で、都心高架電車網と、汽車由来の郊外通勤列車と、インタアーバン1路線だけが生き残ってる・のかな。

ブリュッセル

路面電車→一部プレメトロ化 が市内交通の主役
汽車由来の鉄道は、近年になってから、都心縦貫線&新中央駅建設。これが郊外通勤にも使われてるっぽかったなぁ。

ロンドンはどうなんだろうか。

あまり詳しく知らないのだけれど、蒸気運転だったチューブ、電車化されてからのサブウェイ、これが主役っぽいなぁ。汽車の郊外電車化も早期になされてたっぽいけれど、都心直通運転という観点からはどんな感じなのだろう。


10/12 訂正・・・以前も勘違いしてたんだけれど、またやってしまった。世界初の地下鉄とされるメトロポリタン鉄道は、鉄道ターミナル同士を結んで、しかも、郊外鉄道から市街中心部への直通運転をするものとして(これは知らなかった!)、大断面で建設されてる。http://ja.wikipedia.org/wiki/%E3%83%A1%E3%83%88%E3%83%AD%E3%83%9D%E3%83%AA%E3%82%BF%E3%83%B3%E9%89%84%E9%81%93
メトロポリタン鉄道は、北方面、西方面の鉄道をシティまで連絡・延伸。
東方面のターミナルだけは、シティ旧城壁の内側に小さいものがあった。
南方面のターミナルは、テムズ対岸に当初建設され、更にいくつかは橋をかけて旧市街河岸に新ターミナルを建設。うち1つは、そこから更に高架とトンネルで延伸して、メトロポリタン鉄道と連結して南北を連絡運転 http://en.wikipedia.org/wiki/Snow_Hill_tunnel・・・19世紀半ばには建設されてるのか!
・・・つまりここまでは、汽車時代、高架&地下で、ターミナル間の直結・直通運転がすでに行われていた・というわけだ。

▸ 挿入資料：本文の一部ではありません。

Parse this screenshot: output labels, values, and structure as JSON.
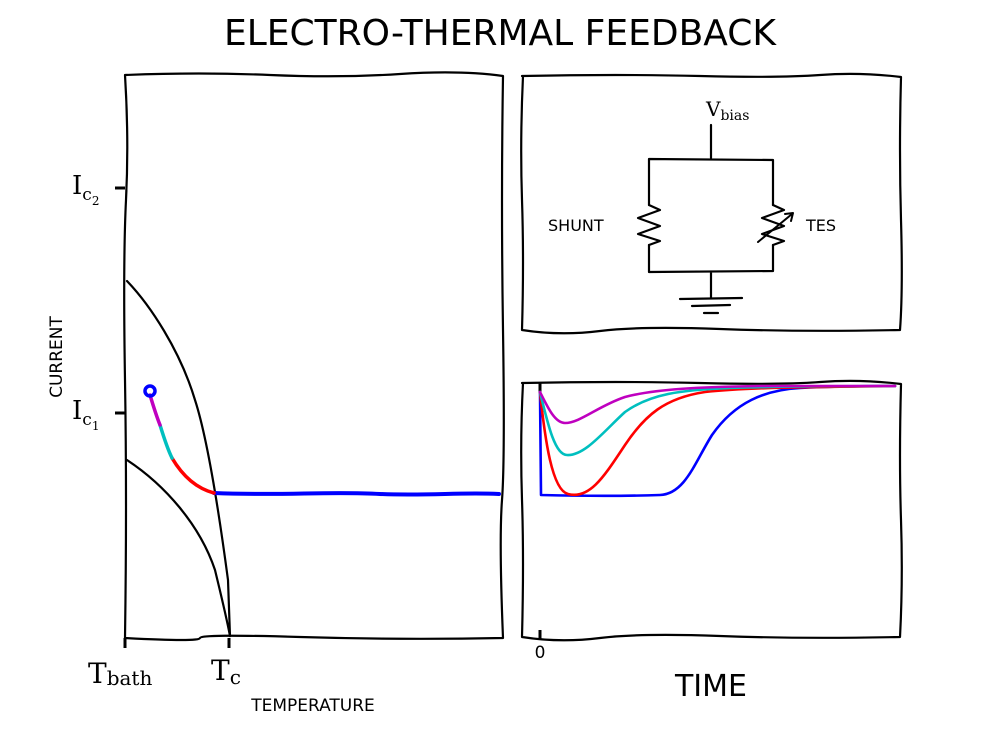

電車とシールド工法の登場で、小断面・地下深く建設される路線が登場。これをチューブと呼ぶのだと思っていたけれど、Wikipediaによると、大断面の路線も含めて呼ぶみたいだ。


で・・・メトロポリタン鉄道が、地下鉄公営化の時に地下鉄網に組み込まれて。
それとどちらがはやいんだか精査しなきゃいけないけれど、
郊外鉄道の都心直通運転も行われなくなっていったみたいだ。
南北連絡運転を担ってたスノウヒルトンネルも、貨物列車のみになり、やがて線路が撤去されてしまう。
近年、「テムズリンク」のブランド名で、再整備され、郊外電車の南北直通運転が再開したらしい。
・・・パリの小環状線といい、東京や大阪をイメージしてると、それが寂れてしまったことが、信じがたいとすら想う。もっとも、大阪も大環状線はさほど活用されてないし、東京も東北・東海道連絡線は一旦撤去、いまになってようやく活用されようとしてる。山手線と対を成す迂回ルートの新金連絡線-亀戸-湾岸の貨物線もまったく活用の気配はない。それと似てるのかもなぁ。